Amd bc-250 : une ps5 de récupération à moins de 300€

Un projet fou, une seconde vie improbable. Un youtubeur, The Phawx, a transformé une carte d’extraction de cryptomonnaies, la AMD BC-250, en une machine capable d’exécuter des jeux Steam, le tout pour un budget de seulement 299 euros. C’est une démonstration saisissante des possibilités cachées dans le matériel obsolète.

L’adn d’une console, le cœur d’une mine

L’adn d’une console, le cœur d’une mine

Ce n’est pas un simple ordinateur. La BC-250, initialement conçue pour la minage de cryptomonnaies, possède une architecture surprenante. Elle ressemble davantage à un ordinateur complet qu’à une simple carte graphique. Intégrant processeur, GPU et mémoire sur une seule carte, elle élimine la nécessité de composants séparés. Sous le capot, un APU Zen 2 à six cœurs et douze threads, surpassant même les performances de la PlayStation 5. AMD avait même prévu de la réutiliser dans un autre domaine, en retirant certaines fonctionnalités et en la destinant à un marché secondaire.

The Phawx n’a pas limité son intervention à la simple intégration du matériel. Il a dû ajouter une enceinte, une alimentation, des ventilateurs, un bouton d’alimentation et un SSD de 128 Go SATA. La gestion thermique a été un véritable défi : le dissipateur passif d’origine, conçu pour un environnement de minage, a nécessité l’ajout de ventilateurs puissants pour maintenir les températures sous contrôle. De plus, il a configuré le partage de mémoire unifiée et adapté une BIOS.

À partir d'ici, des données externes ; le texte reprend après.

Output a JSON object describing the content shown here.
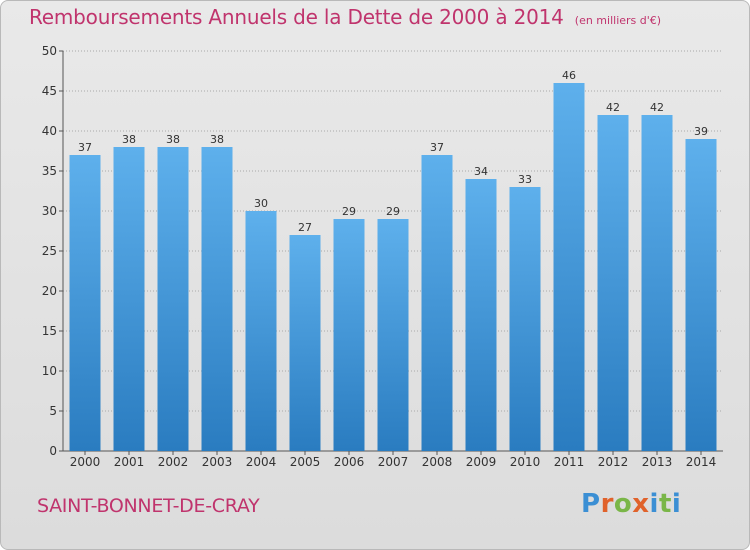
{
  "title": "Remboursements Annuels de la Dette de 2000 à 2014",
  "unit_note": "(en milliers d'€)",
  "commune": "SAINT-BONNET-DE-CRAY",
  "logo_text": "Proxiti",
  "colors": {
    "title": "#c0346d",
    "bar_top": "#5eb0ec",
    "bar_bottom": "#2a7cc0",
    "logo_letters": [
      "#3b8fd4",
      "#e0622b",
      "#7ab648",
      "#e0622b",
      "#3b8fd4",
      "#7ab648",
      "#3b8fd4"
    ]
  },
  "chart_data": {
    "type": "bar",
    "categories": [
      "2000",
      "2001",
      "2002",
      "2003",
      "2004",
      "2005",
      "2006",
      "2007",
      "2008",
      "2009",
      "2010",
      "2011",
      "2012",
      "2013",
      "2014"
    ],
    "values": [
      37,
      38,
      38,
      38,
      30,
      27,
      29,
      29,
      37,
      34,
      33,
      46,
      42,
      42,
      39
    ],
    "title": "Remboursements Annuels de la Dette de 2000 à 2014",
    "xlabel": "",
    "ylabel": "",
    "ylim": [
      0,
      50
    ],
    "yticks": [
      0,
      5,
      10,
      15,
      20,
      25,
      30,
      35,
      40,
      45,
      50
    ],
    "grid": "horizontal dotted",
    "data_labels": true
  }
}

Le résultat ? Une ‘Steam Machine’ fonctionnelle, basée sur la distribution Arch Linux, CachyOS. L'interface est optimisée pour le contrôleur, offrant une expérience de jeu immersive. Les tests montrent des performances surprenantes en 1080p, avec des fréquences d'images atteignant 60 FPS dans certains jeux, grâce à l'utilisation de FSR.

Bien que ce ne soit pas une console prête à l'emploi, ce projet démontre clairement que le matériel de minage peut avoir une seconde vie. Il exige des compétences techniques, des ajustements logicielles et une attention particulière à la ventilation. Mais pour moins de 300 euros, cette machine maison prouve que l’innovation peut surgir des recoins les plus inattendus, et que l’obsolescence programmée n’est pas forcément une fatalité.